There's something soap operatic about this study of an unconventional 1980s marriage that's unsettled by the spectre of Aids. The opening chapter delights in freedoms and flirtations, as bisexual cop Sami Bouajila cheats on children's author Emmanuelle Béart with Johan Libereau, the young protégé of gay doctor, Michel Blanc. However, trepidation and rancour intrude after Libereau is diagnosed with a terrifying new disease and, even though the survivors pick up the pieces of their lives, an air of resignation defiles the climactic optimism.

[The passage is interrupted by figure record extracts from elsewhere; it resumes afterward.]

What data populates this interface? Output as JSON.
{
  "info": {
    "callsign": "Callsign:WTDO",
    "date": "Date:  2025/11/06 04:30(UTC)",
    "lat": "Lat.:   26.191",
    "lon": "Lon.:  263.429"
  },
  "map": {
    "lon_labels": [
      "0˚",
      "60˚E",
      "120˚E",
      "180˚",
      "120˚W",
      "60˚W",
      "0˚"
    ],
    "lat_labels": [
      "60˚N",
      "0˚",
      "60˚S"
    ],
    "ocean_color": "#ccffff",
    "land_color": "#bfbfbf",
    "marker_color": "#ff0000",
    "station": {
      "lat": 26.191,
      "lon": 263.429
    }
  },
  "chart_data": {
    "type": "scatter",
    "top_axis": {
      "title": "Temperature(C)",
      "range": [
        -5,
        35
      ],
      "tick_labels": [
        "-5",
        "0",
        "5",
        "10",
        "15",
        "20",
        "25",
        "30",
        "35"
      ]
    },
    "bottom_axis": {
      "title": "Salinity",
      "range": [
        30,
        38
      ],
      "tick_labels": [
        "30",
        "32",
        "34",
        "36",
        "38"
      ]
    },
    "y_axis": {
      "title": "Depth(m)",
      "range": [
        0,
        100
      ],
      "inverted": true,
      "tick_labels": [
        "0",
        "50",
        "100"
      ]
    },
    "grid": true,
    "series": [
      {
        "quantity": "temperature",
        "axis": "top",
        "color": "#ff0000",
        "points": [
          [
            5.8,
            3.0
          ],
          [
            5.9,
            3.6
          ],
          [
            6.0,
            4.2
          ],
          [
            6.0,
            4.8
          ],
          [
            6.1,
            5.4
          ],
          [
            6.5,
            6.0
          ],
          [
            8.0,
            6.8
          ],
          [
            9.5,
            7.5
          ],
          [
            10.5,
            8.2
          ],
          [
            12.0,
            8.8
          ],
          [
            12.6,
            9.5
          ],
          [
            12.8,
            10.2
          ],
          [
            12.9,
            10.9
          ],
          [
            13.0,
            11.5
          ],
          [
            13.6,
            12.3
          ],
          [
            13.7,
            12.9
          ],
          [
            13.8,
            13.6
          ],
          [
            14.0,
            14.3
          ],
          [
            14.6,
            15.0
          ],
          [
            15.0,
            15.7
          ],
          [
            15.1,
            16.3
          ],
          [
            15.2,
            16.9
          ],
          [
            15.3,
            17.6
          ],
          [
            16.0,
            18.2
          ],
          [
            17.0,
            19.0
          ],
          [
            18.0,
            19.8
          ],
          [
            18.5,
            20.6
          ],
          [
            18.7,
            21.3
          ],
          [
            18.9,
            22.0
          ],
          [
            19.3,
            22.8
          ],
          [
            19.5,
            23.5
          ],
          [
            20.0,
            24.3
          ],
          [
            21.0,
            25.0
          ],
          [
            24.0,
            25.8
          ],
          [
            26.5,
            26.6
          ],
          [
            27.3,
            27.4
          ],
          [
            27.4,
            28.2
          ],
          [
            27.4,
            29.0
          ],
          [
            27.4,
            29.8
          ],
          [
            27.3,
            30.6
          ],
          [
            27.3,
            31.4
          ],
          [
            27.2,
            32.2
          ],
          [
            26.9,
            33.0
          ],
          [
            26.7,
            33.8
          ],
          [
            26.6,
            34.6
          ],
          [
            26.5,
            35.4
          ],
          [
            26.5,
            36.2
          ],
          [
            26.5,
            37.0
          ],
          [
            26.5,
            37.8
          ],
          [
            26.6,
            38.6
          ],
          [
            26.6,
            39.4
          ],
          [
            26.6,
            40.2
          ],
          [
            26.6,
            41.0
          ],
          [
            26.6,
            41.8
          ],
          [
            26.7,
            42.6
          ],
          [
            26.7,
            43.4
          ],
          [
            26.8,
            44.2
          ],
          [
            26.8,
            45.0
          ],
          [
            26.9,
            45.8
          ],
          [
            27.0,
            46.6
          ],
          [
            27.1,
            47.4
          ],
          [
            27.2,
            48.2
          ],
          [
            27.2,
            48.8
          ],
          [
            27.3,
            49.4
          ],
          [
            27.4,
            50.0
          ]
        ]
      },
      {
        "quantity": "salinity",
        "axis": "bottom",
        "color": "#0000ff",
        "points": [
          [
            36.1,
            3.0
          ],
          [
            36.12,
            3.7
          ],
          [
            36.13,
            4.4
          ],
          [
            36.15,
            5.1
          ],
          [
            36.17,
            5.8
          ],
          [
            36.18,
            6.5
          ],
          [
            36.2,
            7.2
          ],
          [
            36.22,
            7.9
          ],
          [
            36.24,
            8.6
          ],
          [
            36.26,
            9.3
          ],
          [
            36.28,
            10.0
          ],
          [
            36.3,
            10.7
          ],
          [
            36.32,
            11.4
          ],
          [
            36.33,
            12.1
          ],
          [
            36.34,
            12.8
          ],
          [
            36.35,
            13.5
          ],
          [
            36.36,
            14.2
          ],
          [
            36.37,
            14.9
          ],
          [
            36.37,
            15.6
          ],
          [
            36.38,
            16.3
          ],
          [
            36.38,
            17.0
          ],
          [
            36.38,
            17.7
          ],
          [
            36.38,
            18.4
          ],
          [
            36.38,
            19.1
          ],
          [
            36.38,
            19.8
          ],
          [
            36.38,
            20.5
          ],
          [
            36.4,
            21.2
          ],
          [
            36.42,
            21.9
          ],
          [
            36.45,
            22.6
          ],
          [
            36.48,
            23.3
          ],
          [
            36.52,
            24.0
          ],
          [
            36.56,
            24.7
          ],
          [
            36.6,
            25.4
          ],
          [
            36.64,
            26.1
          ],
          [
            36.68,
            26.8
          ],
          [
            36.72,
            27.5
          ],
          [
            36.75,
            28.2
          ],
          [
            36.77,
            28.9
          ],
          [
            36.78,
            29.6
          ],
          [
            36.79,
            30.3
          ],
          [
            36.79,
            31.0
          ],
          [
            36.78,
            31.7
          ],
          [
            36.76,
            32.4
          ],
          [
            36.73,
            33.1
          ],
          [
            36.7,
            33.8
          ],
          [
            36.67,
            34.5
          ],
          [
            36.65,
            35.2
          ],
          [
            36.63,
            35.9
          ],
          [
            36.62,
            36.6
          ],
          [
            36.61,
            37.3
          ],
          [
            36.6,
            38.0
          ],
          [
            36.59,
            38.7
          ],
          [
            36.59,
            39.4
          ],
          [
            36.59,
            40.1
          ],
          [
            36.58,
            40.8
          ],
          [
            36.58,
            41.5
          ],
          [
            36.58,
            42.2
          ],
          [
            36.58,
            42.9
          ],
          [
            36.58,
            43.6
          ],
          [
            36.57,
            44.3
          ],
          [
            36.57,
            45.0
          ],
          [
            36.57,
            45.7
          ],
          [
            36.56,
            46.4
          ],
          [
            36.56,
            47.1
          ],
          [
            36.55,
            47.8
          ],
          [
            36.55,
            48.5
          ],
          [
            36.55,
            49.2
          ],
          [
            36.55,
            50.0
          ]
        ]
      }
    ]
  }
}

Téchiné establishes the changing attitudes of the times with an assurance that also informs the tonal shifts and Julien Hirsch's lustrous cinematography (that recalls the precious style of both Sirk and Fassbinder). But, while the male trio is persuasively drawn and vigorously played, Béart's reluctant mother often feels as peripheral as Libereau's opera-singing sister, Julie Depardieu.
A gay subtext informed the 1960 Furio Monicelli novel that inspired In Memory of Myself, Saverio Costanzo's transfixing insight into life in a Venetian island seminary. However, the director was right to make the homoeroticism less conspicuous in his measured adaptation, as it would have been an unnecessary distraction from the study of the psychological pressures imposed by enclosure that Costanzo had explored to such excellent effect in the shocking Palestinian drama, Private.
The austerity of the institution (which is evocatively photographed by Mario Amura) recalls Philip Gröning's Into Great Silence. But the routine of contemplation, prayer and self-realisation is more intense and, consequently, loner Christo Jivkov is tempted to seek solace from the perceived hostility of superiors Andre Hennicke and Marco Baliani in speculating about the crises facing fellow noviciates Fausto Russo Alesi and Filippo Timi. Brilliantly conveying the enormity of surrendering the self, this is a religious film with universal relevance and a closing shot to make the soul soar.
Several of the sequences in Dean DeBlois's documentary Heima have the same effect, as the benumbing beauty of the Icelandic landscape blends with the ethereal music of the extraordinary and utterly unique band, Sigur Ros.
Having spent 13 months touring the world, singer-guitarist Jon Thor 'Jonsi' Birgisson, bassist Georg 'Goggi' Holm, keyboard player Kjartan 'Kjarri' Sveinsson and percussionist Orri Pall Dyrason teamed with the all-girl string quartet, Amiina, to give a series of free concerts around their homeland. Consequently, they showed up in deserted fishing ports, arts venues, taverns, parks, halls and even protest camps to perform songs whose ambition and ingenuity defy description, even by their creators. The stage pyrotechnics are often dazzling. But nothing surpasses the rugged, unspoilt surroundings or the warmth that exists between the combo and audiences of all ages, whose pride in music rooted in ancient tradition is touchingly heartfelt.
Staying around the Arctic Circle, the rapport between the crowd and the artistes is equally warm in Alexandra Lipsitz's Air Guitar Nation, a pleasingly mock-serious account of David Jung and Dan Crane's bids to win the US heats that will enable their alter egos, C-Diddy and Bjorn Turoque, to compete at the World Air Guitar Championships in Finland. However, the good time that the spectators are evidently having in New York, LA and in the rain-sodden outpost of Oulu simply doesn't come across in the fussily edited footage that completely misses the surreal artistry that goes into an air axeman's costume, conceptualising and performance. This is great fun, but it's more concerned with showcasing eccentricity than analysing an anti-artform that requires front rather than talent.